La revue informelle est la revue de l'auteur. Le BABOK la range parmi les sept types de revue et la définit en une phrase: l'analyste parcourt le produit de travail à l'état de brouillon et sollicite des retours, et les relecteurs peuvent se contenter d'une préparation minimale avant la séance conjointe (§10.37.3.2). C'est lui qui convoque la séance, lui qui choisit les invités, lui qui déroule son brouillon devant eux, et Wiegers résume le contraste sans détour: là où l'inspection sert les objectifs de qualité de l'équipe, le walkthrough sert d'abord les besoins de l'auteur. De là vient qu'elle soit, et de loin, la plus capable des quatre revues informelles du BABOK: le tableau des objectifs de Wiegers lui en accorde sept, et seule l'inspection en porte davantage. De là vient aussi la limite de ce qui en sort: les notes du scribe sont la trace d'une séance, et la valeur probante d'un produit se construit avec les revues qui journalisent leurs trouvailles.

Objectif

Des sept revues du BABOK, la revue informelle est la seule dont la définition porte sur un brouillon (§10.37.3.2), et la position de l'auteur dans la salle commande tout le reste.

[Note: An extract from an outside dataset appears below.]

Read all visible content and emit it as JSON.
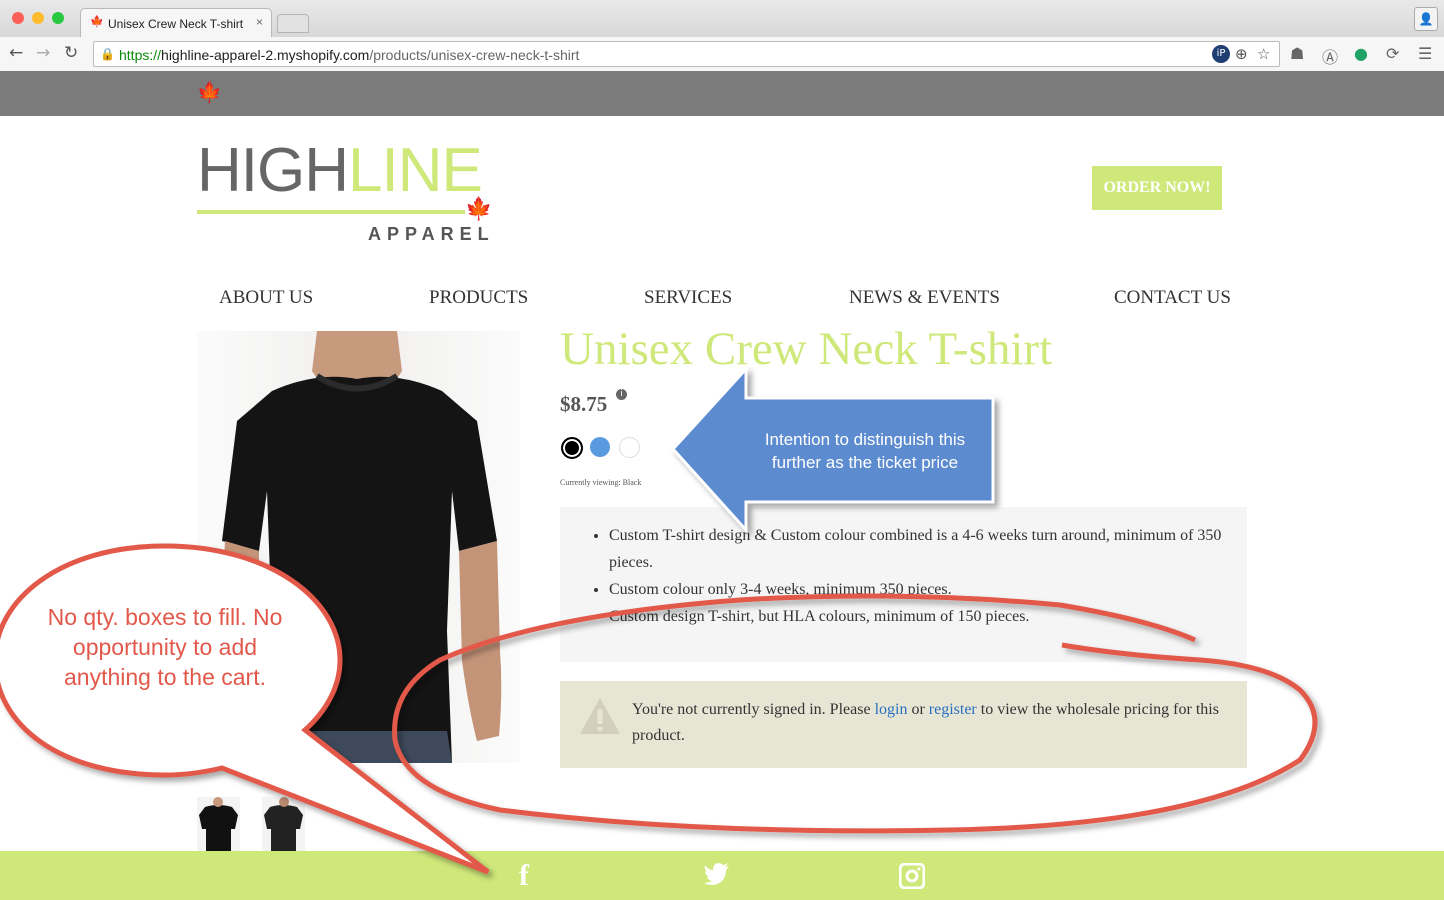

Le BABOK énumère sept objectifs possibles pour une revue (§10.37.3.1), et la revue informelle en sert cinq, plus que toute autre revue informelle. Éliminer des défauts, que Wiegers accorde aux six méthodes de son tableau, en avertissant que la domination de l'auteur en fait ici un filtre moins efficace que l'inspection (tableau 3-3). S'assurer que le produit est complet et exact: le même tableau ne marque cette ligne que pour deux méthodes, l'inspection et le walkthrough, et la raison s'entend dans la salle, le groupe reçoit le brouillon de bout en bout et le cas qui n'a d'étape nulle part se signale. Établir un consensus sur une approche ou une solution: Wiegers réserve l'objectif aux méthodes qui tiennent une séance, et ce qu'elle produit est une compréhension partagée de ce que le produit veut dire; le tableau 3-2 refuse au walkthrough toute appréciation du produit, et un accord qui doit être attesté se construit dans une revue formelle (10.37b). Explorer des options: les auteurs s'en servent, écrit-il, pour éprouver leurs idées et faire émerger des solutions alternatives. Instruire les relecteurs sur le contenu: le walkthrough convient, écrit-il encore, lorsque l'un des objectifs principaux est d'instruire les autres sur le produit, et la salle y admet plus de monde qu'une inspection.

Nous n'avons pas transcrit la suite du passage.